The Basics of Employer Drug Testing

July 8, 2016

Drug testing is the norm these days in American workplaces because alcohol and drug abuse is one of the most serious problems affecting employers today. The costs alone are staggering – more than $100 billion a year in accidents, lost productivity and related
problems.

 In 2013 the National Survey on Drug Use and Health issued a staggering report that 9.1% of full time adults aged 18 or older are current illicit drug users. For those employed part-time, 13.7% are current illicit drug users. This means that of the 22.4 million current illicit drug users aged 18 or older, 15.4 million (68.9%) are either employed full or part time.

Employers often require drug testing as a condition of employment.  If a company notifies job applicants of its pre-employment drug test, it reduces the number of candidates who apply with a pre-existing drug or alcohol problem. In addition, employers also can conduct random drug tests among its employees if it has been included in the employee handbook and communicated in advance to every employee.

Testing can involve the analysis of saliva, urine, hair or blood to test for illegal substances; the most widely used method is urine.

Most employees do not abuse alcohol or drugs, and do not want to work side-by-side with those who do.

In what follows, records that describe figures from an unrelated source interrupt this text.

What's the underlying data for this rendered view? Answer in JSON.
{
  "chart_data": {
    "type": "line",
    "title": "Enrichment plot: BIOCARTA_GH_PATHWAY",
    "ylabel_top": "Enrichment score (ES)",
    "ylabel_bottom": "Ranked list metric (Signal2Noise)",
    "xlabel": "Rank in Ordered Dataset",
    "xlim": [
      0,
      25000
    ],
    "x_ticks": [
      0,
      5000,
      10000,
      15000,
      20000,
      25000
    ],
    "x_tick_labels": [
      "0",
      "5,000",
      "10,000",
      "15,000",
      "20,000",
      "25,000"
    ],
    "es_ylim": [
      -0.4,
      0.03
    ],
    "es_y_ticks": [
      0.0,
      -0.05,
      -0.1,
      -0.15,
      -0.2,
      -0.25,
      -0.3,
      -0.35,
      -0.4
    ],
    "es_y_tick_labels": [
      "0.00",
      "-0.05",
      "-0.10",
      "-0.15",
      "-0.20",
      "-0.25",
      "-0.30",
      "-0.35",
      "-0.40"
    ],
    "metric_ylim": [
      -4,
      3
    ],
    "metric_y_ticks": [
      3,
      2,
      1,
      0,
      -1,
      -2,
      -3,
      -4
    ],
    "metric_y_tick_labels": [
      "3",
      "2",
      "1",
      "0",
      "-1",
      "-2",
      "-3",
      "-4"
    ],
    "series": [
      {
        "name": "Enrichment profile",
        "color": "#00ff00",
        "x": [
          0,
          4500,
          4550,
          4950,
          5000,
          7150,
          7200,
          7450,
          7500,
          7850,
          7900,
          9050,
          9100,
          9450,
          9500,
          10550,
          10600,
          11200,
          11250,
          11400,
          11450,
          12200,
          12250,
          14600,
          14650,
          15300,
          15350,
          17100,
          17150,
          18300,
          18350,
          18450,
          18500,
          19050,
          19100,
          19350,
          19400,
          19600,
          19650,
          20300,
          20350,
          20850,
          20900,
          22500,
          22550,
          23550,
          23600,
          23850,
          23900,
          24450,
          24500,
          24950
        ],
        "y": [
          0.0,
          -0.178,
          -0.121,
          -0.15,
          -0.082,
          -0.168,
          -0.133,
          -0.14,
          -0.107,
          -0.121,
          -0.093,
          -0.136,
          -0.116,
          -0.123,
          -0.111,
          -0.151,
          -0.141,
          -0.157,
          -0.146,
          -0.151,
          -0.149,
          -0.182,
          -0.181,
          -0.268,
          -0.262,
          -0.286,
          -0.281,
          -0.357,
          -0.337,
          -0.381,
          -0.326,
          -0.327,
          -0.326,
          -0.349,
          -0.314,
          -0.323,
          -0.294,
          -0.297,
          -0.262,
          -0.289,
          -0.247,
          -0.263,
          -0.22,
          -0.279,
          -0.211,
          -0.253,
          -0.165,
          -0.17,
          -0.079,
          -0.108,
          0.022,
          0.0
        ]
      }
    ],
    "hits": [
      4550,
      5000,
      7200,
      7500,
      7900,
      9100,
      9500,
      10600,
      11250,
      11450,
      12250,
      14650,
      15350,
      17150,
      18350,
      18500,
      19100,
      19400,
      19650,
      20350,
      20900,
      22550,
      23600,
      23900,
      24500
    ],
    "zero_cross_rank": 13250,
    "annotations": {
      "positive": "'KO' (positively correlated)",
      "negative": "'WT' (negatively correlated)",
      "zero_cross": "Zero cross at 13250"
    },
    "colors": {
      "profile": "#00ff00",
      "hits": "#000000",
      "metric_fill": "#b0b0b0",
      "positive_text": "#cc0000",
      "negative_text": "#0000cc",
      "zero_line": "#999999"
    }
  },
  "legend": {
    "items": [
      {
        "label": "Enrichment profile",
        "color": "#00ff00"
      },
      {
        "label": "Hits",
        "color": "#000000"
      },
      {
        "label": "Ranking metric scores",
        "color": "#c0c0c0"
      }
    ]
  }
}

Drug abuse in the workplace is not a labor-management problem; it is a common-concern of both employees and their employers.

 

Does America really have a drug problem?

According to Centers for Disease Control and Prevention, more people died from drug overdoses in 2014 than in any year on record. The majority of drug overdose deaths (more than six out of ten) involve an opioid. And since 1999, the rate of overdose deaths involving opioids (including prescription opioid pain relievers and heroin) nearly quadrupled. From 2000 to 2014, nearly half a million people died from drug overdoses. 78 Americans die every day from an opioid overdose!

 

Benefits of employer drug testing: Companies have learned that drug testing….

  • Improves safety
  • Reduces employee turnover
  • Reduces absenteeism, tardiness, sick leave and personal time off
  • Reinforces the company’s “no-use” policies
  • Establishes grounds for discipline or firing
  • Convinces casual users that the cost of usage is too high
  • Reduces workers’ compensation costs
  • Improves customer satisfaction
  • Improves employee morale and motivation
  • Improves the company’s community image

 

Employers can drug testing for the following reasons: 

Random – These are just what the word means – random. They are allowed and enforceable if the employees have been forewarned.

For cause testing – If an employer suspects an employee is under the influence of drugs or alcohol or has an addiction, the company can require that the employee undergo drug testing.

Post- accident testing – Tests of an employee can be mandated after an accident.

Pre-employment – An employee can make a condition of employment be based on a negative drug test.

What substances are tested for? 

Employers drug test for a wide array of controlled substances such as cocaine, amphetamines, PCP, codeine, morphine, heroin and marijuana. However, the typical five or 10 panel drug test does not screen for synthetic opiates such as hydrocodone, oxycodone or hydromorphone which are found in common prescriptions such as Vicodin, Percocet, Percodan, OxyContin and Diluadid. Employers can and should request that these opiates be included in the panel. Furthermore, popular street or designer drugs such as bath salts and K2 (Spice) also can be included in a drug panel by some select drug testing medical practices and labs. Before selecting a drug testing clinic or lab, make sure to inquire as to what exactly is screened in the drug panel.

 

Selecting the most qualified drug testing practice or lab:

Employers should determine what type of testing is needed and carefully search for a clinic or lab that can fulfill the company’s requirements. Specifically, ask if they are a National Institute of Drug Abuse (NIDA) approved lab for all drug testing services and have a medical review officer on site. Also it is important to determine if the practice or lab has staff which are certified to perform the Department of Transportation drug tests.

Also determine if they can perform the:

  • Non-DOT drug tests
  • Rapid (same day) drug tests
  • Hair drug tests
  • Breath alcohol tests
  • Synthetic opiates drug tests
  • Designer or street drug tests
  • Special drug panelsDSC_2016

 

Summary:

The best advice is that each and every company should:

  • Implement a drug testing policy
  • Include detailed information in the employee handbook which has been reviewed by the company’s legal counsel and HR department
  • Have all employees sign a document testifying that they have been made aware of the policy
  • Have the employee sign a consent form any time the policy is utilized
  • Place a disclaimer in the company employment application indicating that the company utilizes an employee drug testing program as a condition of employment and during employment.